Les mandats sociaux, pour en revenir à cet engagement dans diverses institutions - qui sont souvent à la recherche de bénévoles impliqués auprès des tribunaux de commerce, de prud'hommes, d'organismes liés au logement, à la formation ou à l'emploi - sont une école formatrice, qui aident le chef d'entreprise dans son quotidien comme dans la compréhension de la société. « Très jeune, ces mandats m'ont permis de mieux appréhender le fonctionnement des institutions, des organismes sociaux. Ce que fait l'entreprise participe à créer une société, d'où l'importance de comprendre ce qu'elle apporte à l'intérêt général ». Et voilà qui conforte aussi l'importance de la formation « tout au long de la vie, qui est essentielle ».

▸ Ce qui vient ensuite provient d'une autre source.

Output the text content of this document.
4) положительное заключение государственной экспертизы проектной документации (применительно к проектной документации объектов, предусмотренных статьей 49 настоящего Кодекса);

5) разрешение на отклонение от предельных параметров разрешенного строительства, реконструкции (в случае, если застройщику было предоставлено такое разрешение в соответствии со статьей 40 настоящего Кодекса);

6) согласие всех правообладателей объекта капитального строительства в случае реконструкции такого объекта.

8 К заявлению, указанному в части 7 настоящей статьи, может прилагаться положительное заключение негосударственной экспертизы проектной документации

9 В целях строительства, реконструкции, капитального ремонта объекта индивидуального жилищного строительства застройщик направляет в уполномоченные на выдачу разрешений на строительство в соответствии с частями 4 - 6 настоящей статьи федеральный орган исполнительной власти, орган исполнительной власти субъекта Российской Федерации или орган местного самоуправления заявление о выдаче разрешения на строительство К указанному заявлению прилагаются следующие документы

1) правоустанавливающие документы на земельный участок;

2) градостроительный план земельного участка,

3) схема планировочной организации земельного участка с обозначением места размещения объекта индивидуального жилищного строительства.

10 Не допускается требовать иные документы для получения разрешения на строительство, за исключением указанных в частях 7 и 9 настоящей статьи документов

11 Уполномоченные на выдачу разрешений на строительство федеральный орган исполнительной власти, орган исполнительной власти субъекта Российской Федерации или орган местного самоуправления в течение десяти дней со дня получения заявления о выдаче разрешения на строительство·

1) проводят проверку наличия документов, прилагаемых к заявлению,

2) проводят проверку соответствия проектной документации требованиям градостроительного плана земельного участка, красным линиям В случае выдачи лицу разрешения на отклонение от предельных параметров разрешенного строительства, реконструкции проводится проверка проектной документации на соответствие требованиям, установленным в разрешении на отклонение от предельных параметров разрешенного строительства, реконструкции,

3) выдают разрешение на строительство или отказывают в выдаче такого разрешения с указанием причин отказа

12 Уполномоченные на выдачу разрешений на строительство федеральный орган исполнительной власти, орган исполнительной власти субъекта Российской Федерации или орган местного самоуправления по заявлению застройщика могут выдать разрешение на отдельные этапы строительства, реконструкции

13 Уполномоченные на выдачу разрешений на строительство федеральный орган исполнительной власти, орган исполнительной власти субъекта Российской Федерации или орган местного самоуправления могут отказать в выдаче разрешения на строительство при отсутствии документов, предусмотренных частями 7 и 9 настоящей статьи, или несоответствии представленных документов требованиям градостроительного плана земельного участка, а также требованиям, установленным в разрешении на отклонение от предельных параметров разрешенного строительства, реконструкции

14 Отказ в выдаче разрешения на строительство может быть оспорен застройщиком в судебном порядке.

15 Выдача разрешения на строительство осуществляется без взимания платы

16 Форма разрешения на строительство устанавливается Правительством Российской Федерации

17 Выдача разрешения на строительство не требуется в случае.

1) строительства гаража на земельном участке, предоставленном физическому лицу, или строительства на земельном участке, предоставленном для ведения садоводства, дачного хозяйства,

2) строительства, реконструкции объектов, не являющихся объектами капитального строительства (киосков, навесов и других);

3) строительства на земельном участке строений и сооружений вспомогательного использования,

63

Dans le contexte de tensions économiques et géopolitiques, alors que le thème même de la REF édition 2022 est celle des « Euro-visions », comment l'entreprise peut-elle faire preuve d'engagement, au-delà de ce à quoi elle contribue déjà ? « L'entreprise ne doit pas être égoïste », estime Yvon Grosso mais elle doit aussi et surtout ne pas, ne plus être perçue par l'administration sous le triptyque de « la défiance, de la réglementation et du contrôle », lequel doit être remplacé par un autre triptyque, celui de « la confiance, la responsabilité et l'accompagnement ». Être vue comme un partenaire. « La France est un pays à émotions rapides, peu rationnel et à pédagogie lente » disait déjà Yvon Grosso lors de son passage de témoin à Jean-Louis Maurizi, le nouveau patron du Medef Sud au début de l'été.

Déverrouiller les freins

« L'entreprise reste encore mal comprise dans la société même si la majorité des salariés ont confiance dans celle qui les emploie ». Fiscalité, code du travail, simplification administrative... nombre de chantiers sont toujours ouverts. Mais l'entreprise doit apporter sa pierre à l'édifice parfois autrement. Être force de propositions, mais pour cela, il faut bien un regard différent de la part de l'administration et de la confiance. Et Yvon Grosso de soumettre l'idée de création d'une prime d'indemnité dédiée à l'accès au travail, indemnité forfaitaire qui serait attribuée à tous les salariés, sans différenciation ni distinction, qui permettrait de lever le frein du coût du transport qui vient grèver tout à la fois l'emploi des salariés et le développement des entreprises. Combien de candidats à un poste y renoncent pour cause de coût de mobilité ? « Il ne s'agirait pas de l'imposer aux entreprises mais cette indemnité permettrait de débloquer une partie de la difficulté à recruter et inciterait à l'emploi ». En cette période de rentrée sous tensions économiques mais pas que, plus d'un défi attend les entreprises, des défis qui ne sont pas passés avec l'été. Et qui sont la pierre d'achoppement à une croissance que l'on imaginait positive mais qui ne le sera pas comme espéré. Toutes les (bonnes) idées sont bienvenues. Une façon d'illustrer que « l'engagement c'est l'intelligence ajoutée au service de l'intérêt collectif ».